Temples, beers, buddhas, budget bites and market stalls: a trip to China Town is a must for the not-so-snobby tourist. Hawkers Centres – essentially open-air food courts – are a foodie’s dream for getting to grips with Singapore’s melting pot of cuisines; they’re also the most budget-friendly way to eat in the city, and China Town is home to one of the most famous: the China Town Food Complex. Want a craft beer to wash down a cheap Michelin meal? You’ll find it here.

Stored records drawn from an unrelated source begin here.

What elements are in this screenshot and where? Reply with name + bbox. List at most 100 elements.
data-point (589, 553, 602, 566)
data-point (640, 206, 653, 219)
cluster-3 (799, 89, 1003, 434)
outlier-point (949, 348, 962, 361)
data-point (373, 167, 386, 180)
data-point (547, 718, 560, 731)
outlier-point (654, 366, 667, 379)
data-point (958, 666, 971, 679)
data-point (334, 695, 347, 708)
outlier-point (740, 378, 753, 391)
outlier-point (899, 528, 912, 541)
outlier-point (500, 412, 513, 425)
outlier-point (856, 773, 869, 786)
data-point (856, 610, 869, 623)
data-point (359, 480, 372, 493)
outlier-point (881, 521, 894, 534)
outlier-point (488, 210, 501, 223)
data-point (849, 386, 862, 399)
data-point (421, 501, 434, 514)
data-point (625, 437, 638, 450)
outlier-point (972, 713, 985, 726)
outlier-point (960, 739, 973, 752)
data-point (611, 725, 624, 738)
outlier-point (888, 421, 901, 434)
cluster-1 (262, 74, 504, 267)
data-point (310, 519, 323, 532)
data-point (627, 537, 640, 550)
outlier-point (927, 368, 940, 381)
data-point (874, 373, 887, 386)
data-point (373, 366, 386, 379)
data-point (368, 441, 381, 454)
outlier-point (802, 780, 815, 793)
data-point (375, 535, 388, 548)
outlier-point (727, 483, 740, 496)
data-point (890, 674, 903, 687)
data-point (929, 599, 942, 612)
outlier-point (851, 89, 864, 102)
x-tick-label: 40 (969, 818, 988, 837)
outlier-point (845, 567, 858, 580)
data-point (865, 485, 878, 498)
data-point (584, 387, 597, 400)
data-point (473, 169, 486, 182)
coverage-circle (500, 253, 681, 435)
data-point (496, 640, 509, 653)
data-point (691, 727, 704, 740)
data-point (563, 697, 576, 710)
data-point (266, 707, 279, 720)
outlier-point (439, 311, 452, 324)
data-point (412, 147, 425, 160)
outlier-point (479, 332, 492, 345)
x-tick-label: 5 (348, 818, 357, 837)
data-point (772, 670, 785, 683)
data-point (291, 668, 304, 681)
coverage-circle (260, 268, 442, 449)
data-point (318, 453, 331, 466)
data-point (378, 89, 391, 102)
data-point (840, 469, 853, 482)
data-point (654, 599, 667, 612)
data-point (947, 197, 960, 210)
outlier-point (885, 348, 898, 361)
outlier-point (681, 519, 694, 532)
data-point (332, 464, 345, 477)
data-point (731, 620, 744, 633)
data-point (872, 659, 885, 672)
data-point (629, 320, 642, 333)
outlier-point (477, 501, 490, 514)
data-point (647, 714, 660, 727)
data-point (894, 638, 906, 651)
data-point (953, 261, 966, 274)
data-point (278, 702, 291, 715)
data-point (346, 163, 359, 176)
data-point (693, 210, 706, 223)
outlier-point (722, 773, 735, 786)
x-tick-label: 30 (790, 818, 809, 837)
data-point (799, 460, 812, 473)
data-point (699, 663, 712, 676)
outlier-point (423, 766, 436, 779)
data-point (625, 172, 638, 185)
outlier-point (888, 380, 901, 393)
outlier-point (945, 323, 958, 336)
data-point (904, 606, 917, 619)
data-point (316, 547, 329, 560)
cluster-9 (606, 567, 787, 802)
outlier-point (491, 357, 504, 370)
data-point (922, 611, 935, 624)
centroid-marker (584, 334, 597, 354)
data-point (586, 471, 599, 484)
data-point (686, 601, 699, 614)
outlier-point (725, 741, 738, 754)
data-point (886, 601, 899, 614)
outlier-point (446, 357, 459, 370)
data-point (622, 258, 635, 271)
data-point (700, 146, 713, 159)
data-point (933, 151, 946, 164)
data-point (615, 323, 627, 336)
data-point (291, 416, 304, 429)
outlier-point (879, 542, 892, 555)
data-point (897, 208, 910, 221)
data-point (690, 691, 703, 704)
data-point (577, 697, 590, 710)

Ann Siang Hill & Club Street

Just across from central China Town, we discovered Ann Siang Hill and Club Street, where restored houses ooze quaint vibes by day before the hill (and its rooftop bars) come to life at night. Given we were passing through, it would have been rude not to stop for a couple of afternoon drinks. We were loving Ox Well & Co for its gin bar and rooftop, plus Birds of a Feather in nearby Amoy Alley, but for a list of the best bars and restaurants in the area, check this out.

Singapore Zoo

I can’t say that I am a fan of zoos, but I told myself I would add Singapore Zoo to this list because, from what I learned while there, it has done its bit for endangered species, it simulates natural habitats and I can see how families would love it. Singapore Zoo is a sprawling landscape that houses almost 3000 animals and there’s plenty to explore while you’re there; however, you’ll need to get a bus or taxi from the nearest MRT station because it’s well out of the way of the main city. Prefer to see animals in the wild? Me too, so perhaps wait for your South African adventure in Kruger Park or plan a trip to Swaziland if Singapore Zoo is not for you.

Gardens by the Bay

If the film Avatar suddenly became some kind of futuristic reality show, it would probably be set in the sci-fi surroundings of Singapore’s Gardens by the Bay. Possibly one of the most Instagrammed hangouts in Singapore, Gardens by the Bay is home to out-of-this-world ‘supertrees’ that light up the city skyline at night. You can stand among the grove’s supertrees on a suspended OCBC Skyway for a fee ($20, I think), or you can just chill amidst the serene surroundings for free and soak up the light and sound show. You can also expect to find a Floral Fantasy area, a Cloud Forest, a Flower Dome and more attractions that draw the crowds along Singapore’s famous gardens.

Marina Bay Sands

Ah, Marina Bay Sands: Singapore’s iconic hotel that is oh-so famous for housing the world’s largest infinity pool. If you’ve ever tried booking into Marina Bay Sands on Singapore’s F1 weekend, you’ll know that it is ridiculously out-of-budget for someone like me. However, that doesn’t mean you can’t swing by and visit the Skypark Observation Deck for the skyline views. If you’re feeling particularly fancy (we weren’t), you can book dinner at the rooftop’s Ce La Vi lounge. Alternatively, you could just skip the luxury of it all and find an awesome spot along the bay to admire the architectural masterpiece of Marina Bay Sands from below. Note: it looks particularly good at night, and even better when it’s lit up with fireworks following the Grand Prix – just another reason to book your tickets for next year.

Sentosa Island

As my Singapore Stories state: Sentosa Island is basically one giant playground for kids and adults alike. You can expect adventure activities, beach clubs, a theme park, golf courses, high-end hotels, casinos and an old fort (the fort isn’t worth visiting at the height of a humid day). Did I love Sentosa island? No; I’m more of a Duxton Hill or Kampong Glam kinda girl. But did I have an action-packed day of fun? Yes. We took the cable car to and from Singapore Harbour to Sentosa Island, ‘The State of Fun’. My two highlights from the day were (1) racing down the Skyline Luge and (2) the high-speed Revenge of the Mummy rollercoaster at the island’s Universal Studios.

Top Tip: If you read my article on Taipei or Seoul, you’ll already know I’m a big fan efficient public transport. Some of these Asian cities really know what they’re doing, and Singapore’s subway system (the MRT) is one of them; it can whizz you around the city in minutes without traumatising you with those overcrowded, claustrophobic journeys on the tubes of London or Paris. Grab a ticket and get going!